Care and Public Health Research Institute (CAPHRI), Maastricht University, Maastricht, The Netherlands.

出版信息

Acta Oncol. 2020 Sep;59(9):1123-1130. doi: 10.1080/0284186X.2020.1775289. Epub 2020 Jun 16.

Abstract

In 2013, eribulin was reimbursed under a coverage with evidence development (CED) as third or later chemotherapy line for advanced breast cancer (ABC) patients in the Netherlands because of uncertain cost effectiveness. In 2016, the final decision of reimbursing eribulin was taken without considering the evidence collected during CED research. We analysed the cost effectiveness of eribulin versus non-eribulin chemotherapy, using real-world data. A three health states (progression-free, progressed disease, dead) partitioned survival model was developed. The SOuth East Netherlands Advanced BREast Cancer (SONABRE) registry informed the effectiveness and costs inputs. Health state utility values were obtained from the literature. Incremental cost-effectiveness ratio (ICER) between the eribulin and matched non-eribulin chemotherapy was estimated. Deterministic and probabilistic sensitivity analyses and scenario analyses were performed. The financial risk (i.e., the expected value of perfect information (EVPI) plus the expected monetary loss (eML) associated with reimbursing eribulin) and budget impact associated with reimbursing eribulin were calculated. Eribulin led to higher health benefits (0.07 quality-adjusted life year (QALY)) and costs (€15,321) compared with non-eribulin chemotherapy. This resulted in an ICER of €220,608. At a €80,000 per QALY threshold, the risk of reimbursing eribulin was €9,791 per patient (EVPI €13, eML €9,778).

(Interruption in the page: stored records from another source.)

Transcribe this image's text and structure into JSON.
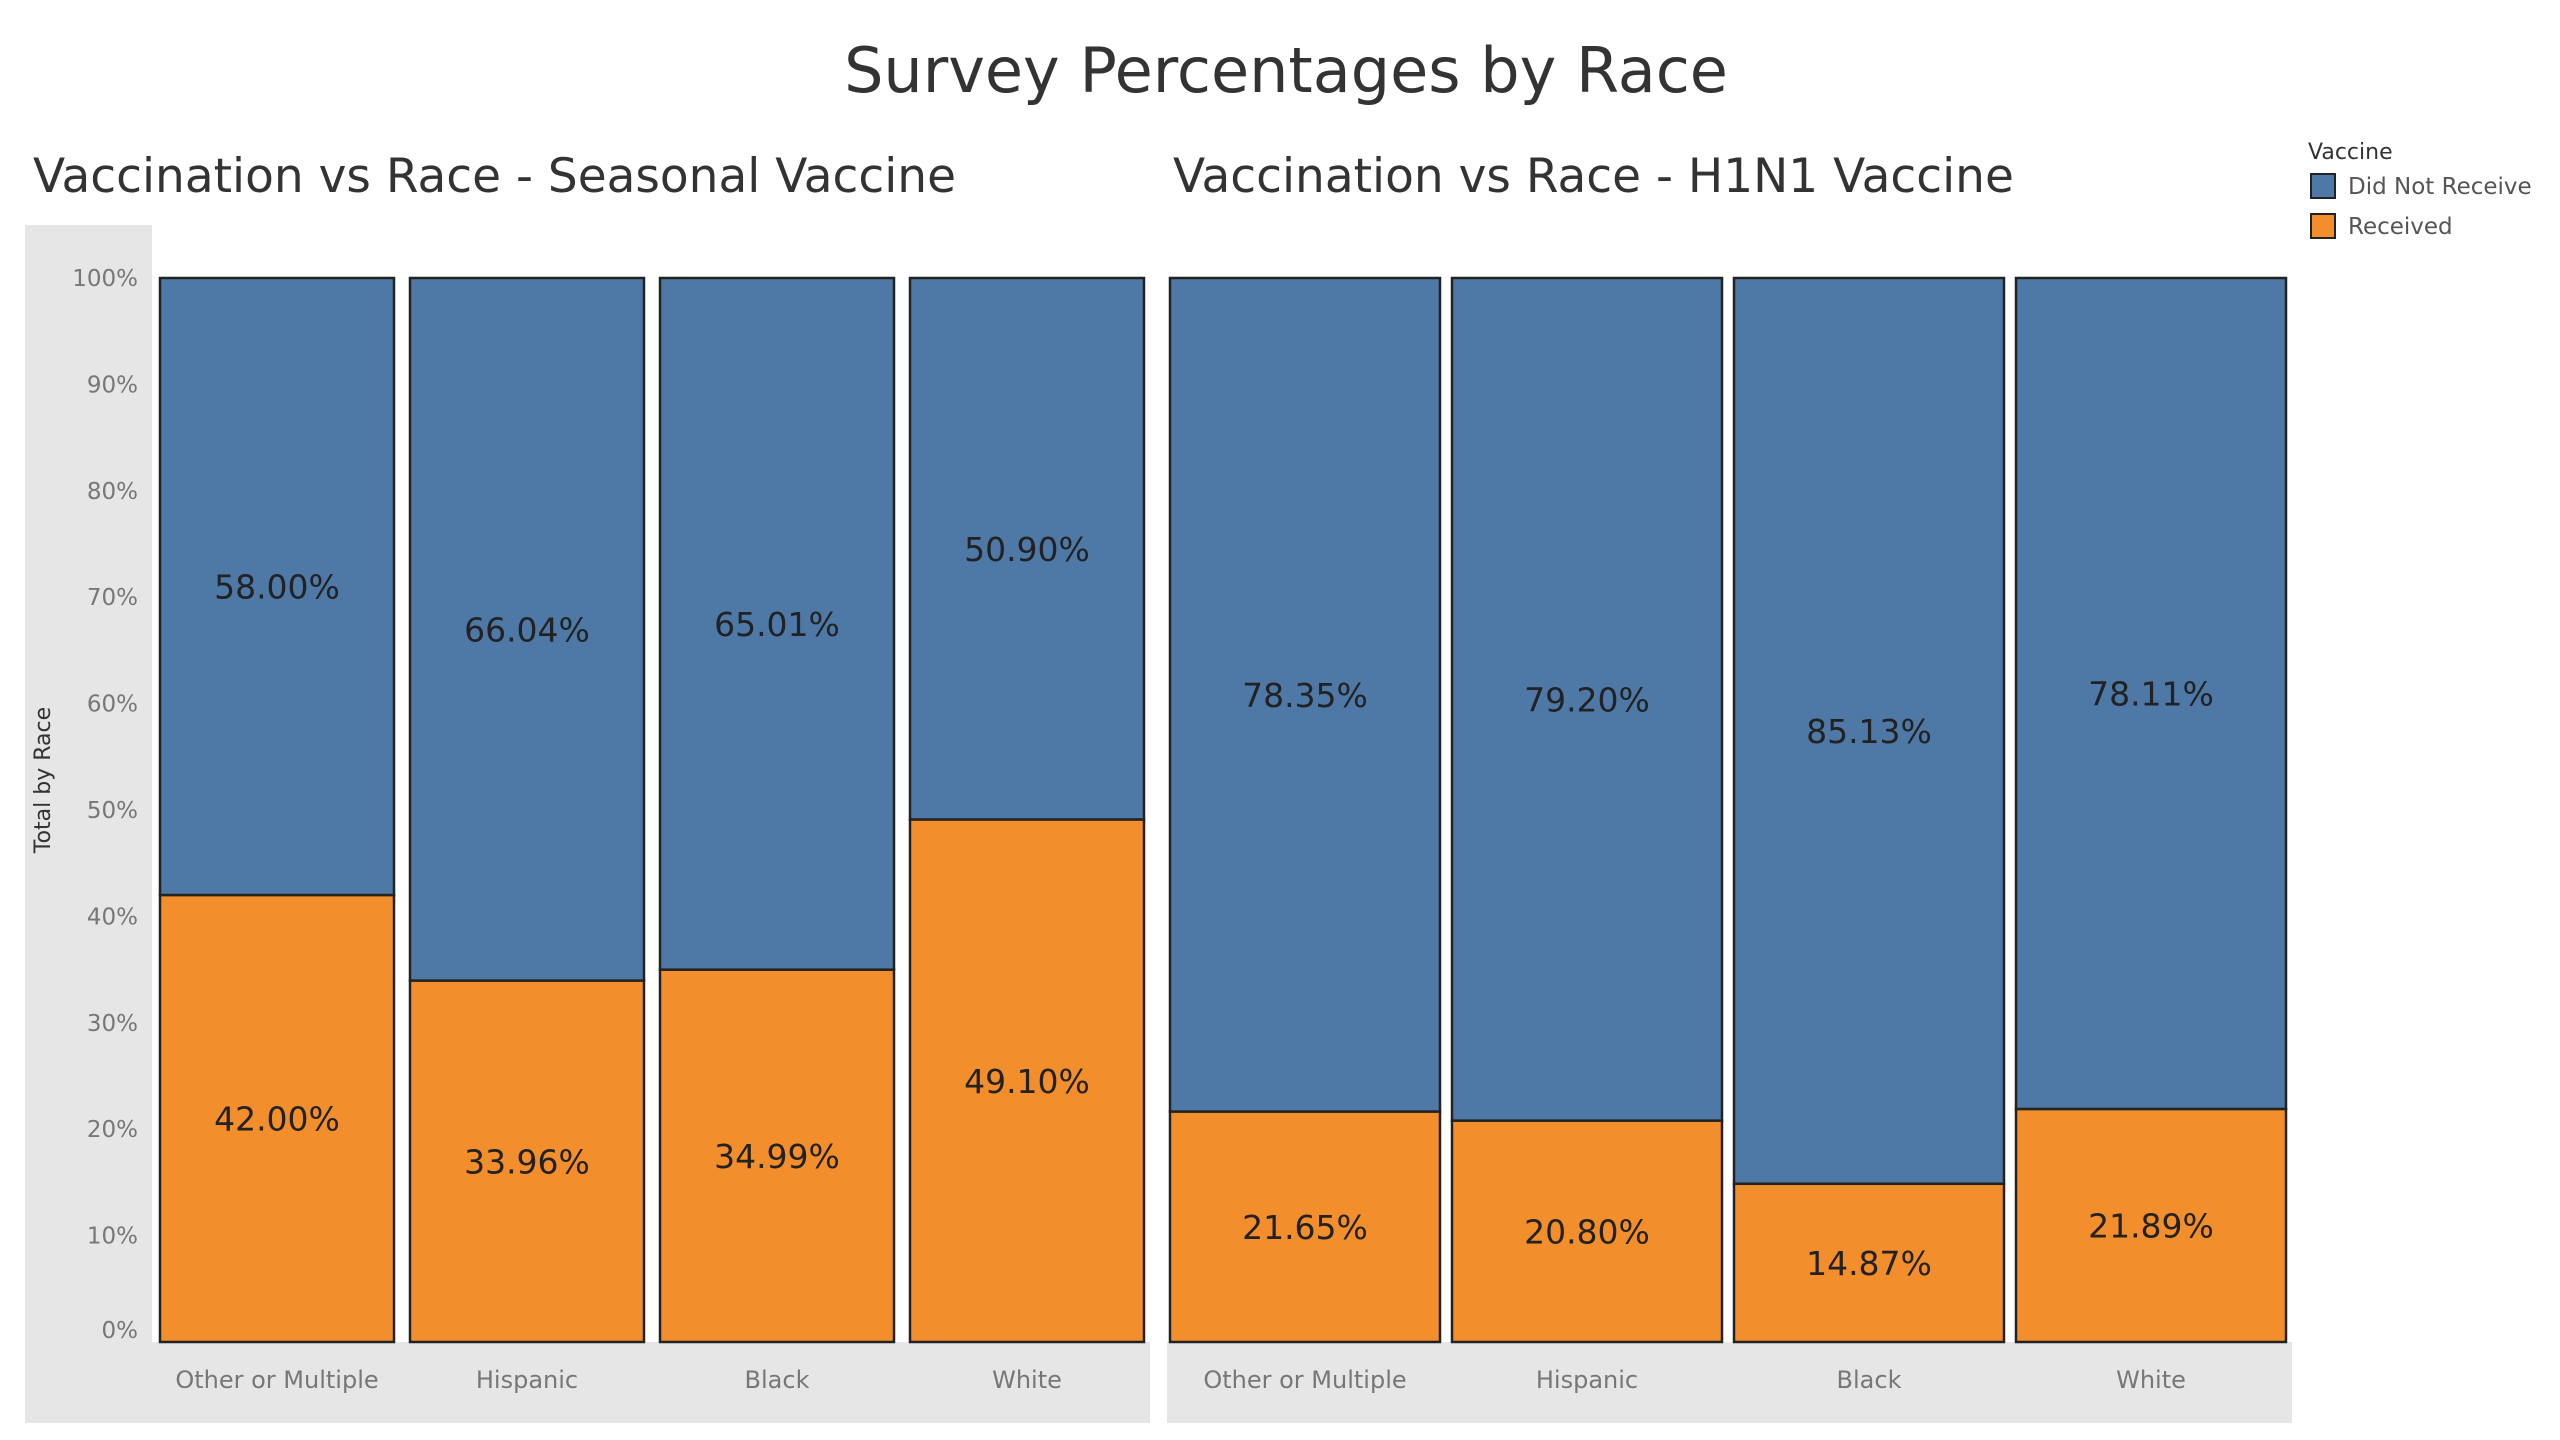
{
  "title": "Survey Percentages by Race",
  "legend": {
    "title": "Vaccine",
    "items": [
      {
        "label": "Did Not Receive",
        "color": "#4e79a7"
      },
      {
        "label": "Received",
        "color": "#f28e2b"
      }
    ]
  },
  "y_axis": {
    "title": "Total by Race",
    "ticks": [
      "0%",
      "10%",
      "20%",
      "30%",
      "40%",
      "50%",
      "60%",
      "70%",
      "80%",
      "90%",
      "100%"
    ]
  },
  "chart_data": [
    {
      "type": "bar",
      "stacked": true,
      "title": "Vaccination vs Race - Seasonal Vaccine",
      "ylabel": "Total by Race",
      "ylim": [
        0,
        100
      ],
      "categories": [
        "Other or Multiple",
        "Hispanic",
        "Black",
        "White"
      ],
      "series": [
        {
          "name": "Received",
          "values": [
            42.0,
            33.96,
            34.99,
            49.1
          ],
          "labels": [
            "42.00%",
            "33.96%",
            "34.99%",
            "49.10%"
          ]
        },
        {
          "name": "Did Not Receive",
          "values": [
            58.0,
            66.04,
            65.01,
            50.9
          ],
          "labels": [
            "58.00%",
            "66.04%",
            "65.01%",
            "50.90%"
          ]
        }
      ]
    },
    {
      "type": "bar",
      "stacked": true,
      "title": "Vaccination vs Race - H1N1 Vaccine",
      "ylim": [
        0,
        100
      ],
      "categories": [
        "Other or Multiple",
        "Hispanic",
        "Black",
        "White"
      ],
      "series": [
        {
          "name": "Received",
          "values": [
            21.65,
            20.8,
            14.87,
            21.89
          ],
          "labels": [
            "21.65%",
            "20.80%",
            "14.87%",
            "21.89%"
          ]
        },
        {
          "name": "Did Not Receive",
          "values": [
            78.35,
            79.2,
            85.13,
            78.11
          ],
          "labels": [
            "78.35%",
            "79.20%",
            "85.13%",
            "78.11%"
          ]
        }
      ]
    }
  ]
}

Scaled up to the Dutch population, the estimated annual budget impact was €1.9 million and the annual risk of reimbursing eribulin was €2.7 million. From a Dutch societal perspective, eribulin is not cost effective when considering its list price as third and later chemotherapy line for ABC patients.

摘要

2013 年,由于成本效益不确定,荷兰将艾日布林作为晚期乳腺癌(ABC)患者三线或后线化疗药物,通过有证据开发的覆盖范围(CED)进行报销。2016 年,在没有考虑 CED 研究期间收集的证据的情况下,做出了报销艾日布林的最终决定。我们使用真实世界数据分析了艾日布林与非艾日布林化疗的成本效益。开发了一个三状态(无进展、疾病进展、死亡)分区生存模型。SOuth East Netherlands Advanced BREast Cancer(SONABRE)登记处提供了疗效和成本投入。健康状态效用值从文献中获得。估计了艾日布林与匹配的非艾日布林化疗之间的增量成本效益比(ICER)。进行了确定性和概率敏感性分析以及情景分析。计算了报销艾日布林的财务风险(即完全信息期望价值(EVPI)加上与报销艾日布林相关的预期货币损失(eML))和预算影响。与非艾日布林化疗相比,艾日布林导致更高的健康效益(0.07 个质量调整生命年(QALY))和成本(15321 欧元)。这导致 ICER 为 220608 欧元。在 80000 欧元/QALY 的阈值下,报销艾日布林的风险为每位患者 9791 欧元(EVPI 为 13 欧元,eML 为 9778 欧元)。按荷兰人口规模推算,估计每年的预算影响为 190 万欧元,每年报销艾日布林的风险为 270 万欧元。从荷兰社会的角度来看,考虑到艾日布林作为 ABC 患者三线或后线化疗药物的定价,其并不具有成本效益。